De son côté, l’association Aurore précise que l’objet de ce centre du carmel de Nogent n’a jamais été de poursuivre cet hébergement dans la durée. “Il peut y avoir des déceptions mais le postulat de départ était l’orientation vers du logement pérenne et stable. Nous pouvons comprendre qu’ils souhaitent s’installer dans la commune. Encore faut-il que les possibilités existent. Chacun sait que la situation de l’accès au logement en région Île-de-France est particulièrement contraint. Il ne s’agit pas seulement d’une réorientation géographique vers un lieu d’habitation, l’accompagnement global des familles et des personnes pour les sortir de leur situation de précarité se poursuit“, ajoute Djamel Cheridi, le directeur territorial de l’association.

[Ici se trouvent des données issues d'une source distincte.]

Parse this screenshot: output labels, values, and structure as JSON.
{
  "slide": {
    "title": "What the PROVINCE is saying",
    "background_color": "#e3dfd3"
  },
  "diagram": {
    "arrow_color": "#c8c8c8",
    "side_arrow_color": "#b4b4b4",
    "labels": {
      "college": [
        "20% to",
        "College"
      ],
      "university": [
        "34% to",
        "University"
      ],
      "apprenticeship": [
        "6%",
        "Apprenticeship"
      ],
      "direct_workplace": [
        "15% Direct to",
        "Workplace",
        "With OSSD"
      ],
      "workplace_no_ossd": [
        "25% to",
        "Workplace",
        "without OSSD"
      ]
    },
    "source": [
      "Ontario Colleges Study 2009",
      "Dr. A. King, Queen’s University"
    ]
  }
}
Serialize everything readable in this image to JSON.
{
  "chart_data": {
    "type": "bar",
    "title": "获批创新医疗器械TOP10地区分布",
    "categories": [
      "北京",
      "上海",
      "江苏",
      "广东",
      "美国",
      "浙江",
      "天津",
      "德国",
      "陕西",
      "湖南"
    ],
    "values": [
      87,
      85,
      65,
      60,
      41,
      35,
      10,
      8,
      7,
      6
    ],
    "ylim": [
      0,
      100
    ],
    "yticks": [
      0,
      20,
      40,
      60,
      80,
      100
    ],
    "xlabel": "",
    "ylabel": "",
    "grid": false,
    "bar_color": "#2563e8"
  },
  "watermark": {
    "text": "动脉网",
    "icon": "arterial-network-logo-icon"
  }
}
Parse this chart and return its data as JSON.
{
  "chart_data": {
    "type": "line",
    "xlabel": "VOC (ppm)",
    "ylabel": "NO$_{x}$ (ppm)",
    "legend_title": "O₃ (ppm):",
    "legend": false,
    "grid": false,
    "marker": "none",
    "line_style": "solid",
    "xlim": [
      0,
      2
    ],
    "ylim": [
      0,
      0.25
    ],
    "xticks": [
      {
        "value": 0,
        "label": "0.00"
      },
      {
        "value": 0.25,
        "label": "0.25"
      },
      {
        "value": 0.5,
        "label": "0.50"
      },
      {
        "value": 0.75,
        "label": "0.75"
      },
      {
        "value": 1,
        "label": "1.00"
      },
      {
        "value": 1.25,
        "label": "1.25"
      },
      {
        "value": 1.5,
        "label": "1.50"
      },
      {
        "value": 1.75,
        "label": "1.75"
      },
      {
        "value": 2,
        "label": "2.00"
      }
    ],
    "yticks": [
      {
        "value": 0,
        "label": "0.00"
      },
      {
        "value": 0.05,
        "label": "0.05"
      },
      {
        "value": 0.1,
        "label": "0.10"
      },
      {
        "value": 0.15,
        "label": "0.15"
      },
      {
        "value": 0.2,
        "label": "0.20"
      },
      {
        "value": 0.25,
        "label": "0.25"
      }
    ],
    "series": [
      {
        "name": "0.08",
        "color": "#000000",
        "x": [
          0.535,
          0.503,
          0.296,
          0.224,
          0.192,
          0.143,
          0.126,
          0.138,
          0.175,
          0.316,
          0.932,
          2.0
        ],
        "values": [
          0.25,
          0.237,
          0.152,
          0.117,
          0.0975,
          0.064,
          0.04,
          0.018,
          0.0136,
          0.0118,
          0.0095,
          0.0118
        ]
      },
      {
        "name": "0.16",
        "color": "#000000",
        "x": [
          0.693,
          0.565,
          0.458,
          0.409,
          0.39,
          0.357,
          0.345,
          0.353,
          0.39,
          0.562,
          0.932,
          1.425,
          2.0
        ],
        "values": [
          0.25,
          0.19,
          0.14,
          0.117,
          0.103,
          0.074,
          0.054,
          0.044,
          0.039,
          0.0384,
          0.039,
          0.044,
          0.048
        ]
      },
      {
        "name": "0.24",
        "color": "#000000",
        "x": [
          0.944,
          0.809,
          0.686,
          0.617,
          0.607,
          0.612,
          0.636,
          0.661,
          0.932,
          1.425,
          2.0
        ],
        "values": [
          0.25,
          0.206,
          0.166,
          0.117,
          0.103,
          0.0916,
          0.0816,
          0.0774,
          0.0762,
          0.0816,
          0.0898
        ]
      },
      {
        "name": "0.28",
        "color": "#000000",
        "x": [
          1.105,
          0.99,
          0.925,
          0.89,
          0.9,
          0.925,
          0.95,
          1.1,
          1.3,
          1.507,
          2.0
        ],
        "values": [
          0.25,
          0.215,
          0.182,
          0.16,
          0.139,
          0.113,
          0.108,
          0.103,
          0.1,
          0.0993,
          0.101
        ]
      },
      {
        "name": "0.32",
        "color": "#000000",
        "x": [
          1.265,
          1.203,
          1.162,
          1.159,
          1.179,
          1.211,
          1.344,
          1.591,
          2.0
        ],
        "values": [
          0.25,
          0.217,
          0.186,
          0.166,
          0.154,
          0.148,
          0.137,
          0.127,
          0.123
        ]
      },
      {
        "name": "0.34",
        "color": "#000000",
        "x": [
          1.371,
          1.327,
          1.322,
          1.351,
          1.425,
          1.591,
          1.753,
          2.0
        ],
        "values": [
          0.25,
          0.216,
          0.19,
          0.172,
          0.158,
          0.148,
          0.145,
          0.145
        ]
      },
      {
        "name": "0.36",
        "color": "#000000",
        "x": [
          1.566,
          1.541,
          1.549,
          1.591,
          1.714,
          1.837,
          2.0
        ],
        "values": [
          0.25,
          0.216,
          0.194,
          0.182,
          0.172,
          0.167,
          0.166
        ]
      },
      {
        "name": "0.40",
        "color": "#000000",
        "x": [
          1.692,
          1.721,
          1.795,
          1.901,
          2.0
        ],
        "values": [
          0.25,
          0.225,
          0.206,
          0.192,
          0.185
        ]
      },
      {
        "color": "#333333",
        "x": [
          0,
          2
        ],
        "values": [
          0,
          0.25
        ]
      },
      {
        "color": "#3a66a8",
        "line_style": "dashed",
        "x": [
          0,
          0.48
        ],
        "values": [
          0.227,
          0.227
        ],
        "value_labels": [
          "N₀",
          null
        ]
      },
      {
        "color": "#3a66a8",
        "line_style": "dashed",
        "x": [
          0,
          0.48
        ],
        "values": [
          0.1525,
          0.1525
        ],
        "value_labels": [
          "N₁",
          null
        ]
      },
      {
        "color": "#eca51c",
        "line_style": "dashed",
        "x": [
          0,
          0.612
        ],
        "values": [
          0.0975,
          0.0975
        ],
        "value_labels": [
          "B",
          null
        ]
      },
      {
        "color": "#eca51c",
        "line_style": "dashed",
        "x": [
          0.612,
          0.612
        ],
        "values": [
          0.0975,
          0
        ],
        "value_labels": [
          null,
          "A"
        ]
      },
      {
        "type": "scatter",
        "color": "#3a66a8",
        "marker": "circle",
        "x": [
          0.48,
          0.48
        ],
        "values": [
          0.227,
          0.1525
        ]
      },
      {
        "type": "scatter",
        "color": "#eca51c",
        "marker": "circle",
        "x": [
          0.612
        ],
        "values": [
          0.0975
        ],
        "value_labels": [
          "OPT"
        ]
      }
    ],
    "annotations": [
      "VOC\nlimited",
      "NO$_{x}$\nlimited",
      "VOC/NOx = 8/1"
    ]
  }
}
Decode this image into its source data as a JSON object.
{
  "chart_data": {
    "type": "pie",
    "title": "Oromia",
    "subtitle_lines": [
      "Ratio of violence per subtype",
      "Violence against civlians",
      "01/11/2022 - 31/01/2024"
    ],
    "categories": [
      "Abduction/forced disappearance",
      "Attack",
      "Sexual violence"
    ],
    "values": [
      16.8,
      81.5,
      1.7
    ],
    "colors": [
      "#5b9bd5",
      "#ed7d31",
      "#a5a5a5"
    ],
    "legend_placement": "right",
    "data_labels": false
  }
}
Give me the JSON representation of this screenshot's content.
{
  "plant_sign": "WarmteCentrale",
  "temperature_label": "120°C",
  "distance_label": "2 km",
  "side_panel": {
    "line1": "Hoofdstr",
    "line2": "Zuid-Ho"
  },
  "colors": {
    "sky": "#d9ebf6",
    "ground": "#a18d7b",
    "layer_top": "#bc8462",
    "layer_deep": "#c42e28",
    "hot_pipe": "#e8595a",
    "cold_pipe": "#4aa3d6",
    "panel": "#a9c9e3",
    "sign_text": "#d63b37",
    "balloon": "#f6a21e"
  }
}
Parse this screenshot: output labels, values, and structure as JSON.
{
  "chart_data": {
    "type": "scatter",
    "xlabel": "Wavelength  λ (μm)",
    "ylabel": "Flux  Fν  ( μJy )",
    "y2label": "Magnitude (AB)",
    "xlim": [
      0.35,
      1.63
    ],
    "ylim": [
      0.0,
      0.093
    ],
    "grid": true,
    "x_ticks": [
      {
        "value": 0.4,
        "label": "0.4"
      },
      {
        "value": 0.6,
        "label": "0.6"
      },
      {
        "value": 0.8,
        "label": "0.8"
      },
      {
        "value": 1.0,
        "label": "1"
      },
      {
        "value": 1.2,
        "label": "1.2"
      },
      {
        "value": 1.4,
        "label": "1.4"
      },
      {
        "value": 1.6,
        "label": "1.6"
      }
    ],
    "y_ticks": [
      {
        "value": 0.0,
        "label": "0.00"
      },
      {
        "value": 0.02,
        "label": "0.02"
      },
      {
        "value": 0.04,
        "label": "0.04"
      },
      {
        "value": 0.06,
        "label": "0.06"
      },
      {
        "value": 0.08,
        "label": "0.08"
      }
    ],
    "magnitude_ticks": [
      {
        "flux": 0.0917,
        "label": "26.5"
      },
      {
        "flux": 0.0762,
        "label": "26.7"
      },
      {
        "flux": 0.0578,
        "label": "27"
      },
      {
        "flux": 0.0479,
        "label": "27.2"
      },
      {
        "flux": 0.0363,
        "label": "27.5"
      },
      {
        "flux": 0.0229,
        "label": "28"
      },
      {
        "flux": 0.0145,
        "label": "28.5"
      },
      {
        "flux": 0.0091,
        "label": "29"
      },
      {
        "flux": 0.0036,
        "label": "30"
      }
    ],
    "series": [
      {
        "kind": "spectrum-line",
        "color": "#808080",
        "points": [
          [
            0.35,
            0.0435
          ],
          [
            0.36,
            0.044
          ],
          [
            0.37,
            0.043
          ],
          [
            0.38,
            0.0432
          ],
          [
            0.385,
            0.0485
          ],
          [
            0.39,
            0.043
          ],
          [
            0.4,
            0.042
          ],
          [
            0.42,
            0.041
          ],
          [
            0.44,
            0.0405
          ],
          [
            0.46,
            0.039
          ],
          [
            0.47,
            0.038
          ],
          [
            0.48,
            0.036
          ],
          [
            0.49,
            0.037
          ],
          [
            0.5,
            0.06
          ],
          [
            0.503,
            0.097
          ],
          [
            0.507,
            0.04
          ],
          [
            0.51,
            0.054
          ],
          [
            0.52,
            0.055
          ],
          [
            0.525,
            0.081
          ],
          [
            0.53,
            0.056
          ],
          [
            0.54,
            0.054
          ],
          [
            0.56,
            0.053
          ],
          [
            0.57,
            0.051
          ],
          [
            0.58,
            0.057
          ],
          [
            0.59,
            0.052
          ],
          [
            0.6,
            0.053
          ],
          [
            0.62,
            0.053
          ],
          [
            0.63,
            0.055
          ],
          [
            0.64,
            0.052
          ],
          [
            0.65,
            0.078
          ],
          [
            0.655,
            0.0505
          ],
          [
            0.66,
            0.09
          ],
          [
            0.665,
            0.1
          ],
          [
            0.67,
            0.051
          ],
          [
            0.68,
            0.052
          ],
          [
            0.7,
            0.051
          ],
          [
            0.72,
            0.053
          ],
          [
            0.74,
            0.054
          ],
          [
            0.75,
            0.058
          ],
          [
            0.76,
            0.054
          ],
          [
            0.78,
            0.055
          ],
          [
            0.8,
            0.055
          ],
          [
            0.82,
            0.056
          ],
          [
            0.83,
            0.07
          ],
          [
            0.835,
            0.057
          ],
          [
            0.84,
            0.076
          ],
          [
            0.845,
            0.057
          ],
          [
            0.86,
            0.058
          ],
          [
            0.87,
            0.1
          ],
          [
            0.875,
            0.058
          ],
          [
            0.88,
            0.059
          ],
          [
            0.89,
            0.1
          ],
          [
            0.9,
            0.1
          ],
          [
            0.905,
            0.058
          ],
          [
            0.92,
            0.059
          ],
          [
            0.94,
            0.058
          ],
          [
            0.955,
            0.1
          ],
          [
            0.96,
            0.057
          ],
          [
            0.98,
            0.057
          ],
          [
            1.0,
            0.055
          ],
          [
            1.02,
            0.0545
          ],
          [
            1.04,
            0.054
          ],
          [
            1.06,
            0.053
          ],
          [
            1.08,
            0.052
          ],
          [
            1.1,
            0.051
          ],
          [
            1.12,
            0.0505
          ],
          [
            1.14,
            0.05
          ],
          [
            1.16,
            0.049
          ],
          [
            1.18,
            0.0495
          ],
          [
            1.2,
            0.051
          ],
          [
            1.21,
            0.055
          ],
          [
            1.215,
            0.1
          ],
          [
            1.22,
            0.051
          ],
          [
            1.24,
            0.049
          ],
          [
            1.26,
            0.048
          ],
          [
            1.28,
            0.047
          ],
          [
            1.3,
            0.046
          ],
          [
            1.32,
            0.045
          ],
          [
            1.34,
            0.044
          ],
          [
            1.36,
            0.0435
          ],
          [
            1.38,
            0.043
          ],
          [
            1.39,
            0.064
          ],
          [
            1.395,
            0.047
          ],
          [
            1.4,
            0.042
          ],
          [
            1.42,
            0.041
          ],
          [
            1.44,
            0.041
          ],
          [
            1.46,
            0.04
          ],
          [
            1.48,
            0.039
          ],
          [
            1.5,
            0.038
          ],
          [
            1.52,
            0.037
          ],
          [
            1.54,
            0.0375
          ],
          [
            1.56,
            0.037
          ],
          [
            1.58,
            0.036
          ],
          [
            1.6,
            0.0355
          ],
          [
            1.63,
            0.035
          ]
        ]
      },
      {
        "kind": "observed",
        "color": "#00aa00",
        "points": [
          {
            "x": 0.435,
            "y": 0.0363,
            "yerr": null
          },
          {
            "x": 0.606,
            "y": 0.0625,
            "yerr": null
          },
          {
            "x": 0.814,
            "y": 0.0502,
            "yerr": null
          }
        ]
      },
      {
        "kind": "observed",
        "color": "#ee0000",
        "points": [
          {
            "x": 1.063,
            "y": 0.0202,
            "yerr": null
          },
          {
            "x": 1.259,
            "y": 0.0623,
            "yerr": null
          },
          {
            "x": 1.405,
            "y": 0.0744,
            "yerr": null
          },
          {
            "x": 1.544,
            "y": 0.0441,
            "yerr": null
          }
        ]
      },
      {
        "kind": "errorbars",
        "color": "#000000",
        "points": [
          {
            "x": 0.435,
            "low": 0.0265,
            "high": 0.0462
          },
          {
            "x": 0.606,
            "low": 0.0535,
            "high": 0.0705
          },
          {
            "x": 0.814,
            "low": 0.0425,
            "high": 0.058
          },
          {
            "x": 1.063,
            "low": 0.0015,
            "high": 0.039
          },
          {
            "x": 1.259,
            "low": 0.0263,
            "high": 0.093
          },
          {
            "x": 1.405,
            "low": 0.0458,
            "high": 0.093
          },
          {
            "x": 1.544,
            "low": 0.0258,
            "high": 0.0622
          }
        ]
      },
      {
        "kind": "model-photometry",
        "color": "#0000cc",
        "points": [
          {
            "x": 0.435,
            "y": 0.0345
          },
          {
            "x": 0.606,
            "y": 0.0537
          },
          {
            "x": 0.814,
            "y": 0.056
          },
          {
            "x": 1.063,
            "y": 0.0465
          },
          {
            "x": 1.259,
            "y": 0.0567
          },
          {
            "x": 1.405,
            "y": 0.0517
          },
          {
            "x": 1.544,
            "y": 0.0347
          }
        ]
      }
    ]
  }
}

Venu visiter le centre ce vendredi 24 février, avec le maire de la ville, Jacques J-P Martin, et le député Mathieu Lefèvre, le sous-préfet de Nogent, Bachir Bakhti, a lui rappelé les chiffres témoignant de la mobilisation de l’État en Val-de-Marne. “Depuis sa création le 15 mars 2021, le centre d’accueil ouvert à Créteil a accueilli près de 7500 personnes. La préfecture a délivré 2700 autorisations préalables de séjour. Grâce à la mobilisation de la caisse primaire d’assurance maladie, des droits à la Sécurité sociale ont été ouverts pour environ 4 000 personnes. Près de 320 jeunes Ukrainiens sont scolarisés dans le département. Des actions sont également proposées par le pôle emploi notamment pour l’obtention de formations linguistiques“, a énuméré le sous-préfet. Selon un rapport de la Cour des comptes publié ce mardi 28 février, les près de 115 000 réfugiés ukrainiens arrivés en France depuis un an ont été accueillis dans des “conditions satisfaisantes”, grâce notamment au régime de protection temporaire qui leur a permis d’accéder plus facilement au travail, aux services de santé, à la scolarisation des enfants ou encore à l’hébergement d’urgence.